Schmitt Jutta, Brocca Stefania, Schmid Rolf D, Pleiss Jürgen
Institute of Technical Biology, University of Stuttgart, Allmandring 31, D-70569 Stuttgart, Germany.
Protein Eng. 2002 Jul;15(7):595-601. doi: 10.1093/protein/15.7.595.
The molecular basis of chain length specificity of Candida rugosa lipase 1 was investigated by molecular modeling and site-directed mutagenesis. The synthetic lip1 gene and the lipase mutants were expressed in Pichia pastoris and assayed for their chain length specificity in single substrate assays using triglycerides as well as in a competitive substrate assay using a randomized oil. Mutation of amino acids at different locations inside the tunnel (P246F, L413F, L410W, L410F/S300E, L410F/S365L) resulted in mutants with a different chain length specificity. Mutants P246F and L413F have a strong preference for short chain lengths whereas substrates longer than C10 are hardly hydrolyzed. Increasing the bulkiness of the amino acid at position 410 led to mutants that show a strong discrimination of chain lengths longer than C14. The results obtained can be explained by a simple mechanical model: the activity for a fatty acid sharply decreases as it becomes long enough to reach the mutated site. In contrast, a mutation at the entrance of the tunnel (L304F) has a strong impact on C4 and C6 substrates. This mutant is nevertheless capable of hydrolyzing chain lengths longer than C8.

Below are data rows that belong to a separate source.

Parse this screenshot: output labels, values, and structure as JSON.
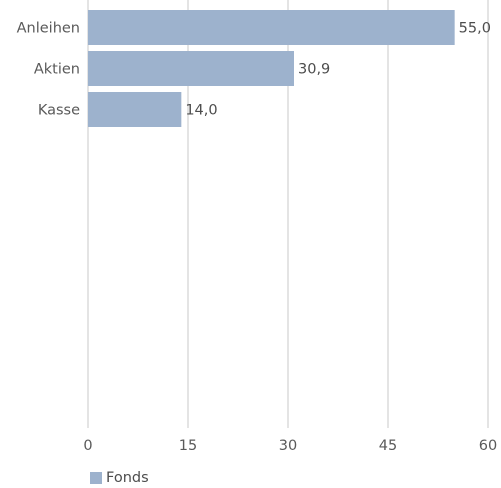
{
  "chart_data": {
    "type": "bar",
    "orientation": "horizontal",
    "categories": [
      "Anleihen",
      "Aktien",
      "Kasse"
    ],
    "series": [
      {
        "name": "Fonds",
        "values": [
          55.0,
          30.9,
          14.0
        ],
        "value_labels": [
          "55,0",
          "30,9",
          "14,0"
        ]
      }
    ],
    "xlim": [
      0,
      60
    ],
    "xticks": [
      "0",
      "15",
      "30",
      "45",
      "60"
    ],
    "grid": true,
    "legend_position": "bottom-left",
    "colors": {
      "bar": "#9db2cd",
      "grid": "#c8c8c8"
    }
  }
}
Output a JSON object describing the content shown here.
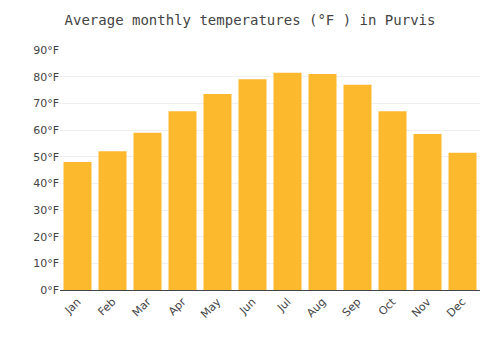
{
  "chart_data": {
    "type": "bar",
    "title": "Average monthly temperatures (°F ) in Purvis",
    "categories": [
      "Jan",
      "Feb",
      "Mar",
      "Apr",
      "May",
      "Jun",
      "Jul",
      "Aug",
      "Sep",
      "Oct",
      "Nov",
      "Dec"
    ],
    "values": [
      48,
      52,
      59,
      67,
      73.5,
      79,
      81.5,
      81,
      77,
      67,
      58.5,
      51.5
    ],
    "color": "#FDB92E",
    "ylim": [
      0,
      90
    ],
    "yticks": [
      {
        "value": 0,
        "label": "0°F"
      },
      {
        "value": 10,
        "label": "10°F"
      },
      {
        "value": 20,
        "label": "20°F"
      },
      {
        "value": 30,
        "label": "30°F"
      },
      {
        "value": 40,
        "label": "40°F"
      },
      {
        "value": 50,
        "label": "50°F"
      },
      {
        "value": 60,
        "label": "60°F"
      },
      {
        "value": 70,
        "label": "70°F"
      },
      {
        "value": 80,
        "label": "80°F"
      },
      {
        "value": 90,
        "label": "90°F"
      }
    ],
    "grid": true
  }
}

通过分子建模和定点诱变研究了皱褶假丝酵母脂肪酶1链长特异性的分子基础。合成的lip1基因和脂肪酶突变体在毕赤酵母中表达,并在使用甘油三酯的单底物测定以及使用随机化油的竞争性底物测定中检测其链长特异性。通道内不同位置的氨基酸突变(P246F、L413F、L410W、L410F/S300E、L410F/S365L)产生了具有不同链长特异性的突变体。突变体P246F和L413F对短链长度有强烈偏好,而长于C10的底物几乎不被水解。增加410位氨基酸的体积导致突变体对长于C14的链长表现出强烈的区分。所得结果可用一个简单的力学模型解释:当脂肪酸长到足以到达突变位点时,其活性急剧下降。相比之下,通道入口处的突变(L304F)对C4和C6底物有强烈影响。不过,该突变体仍能够水解长于C8的链长。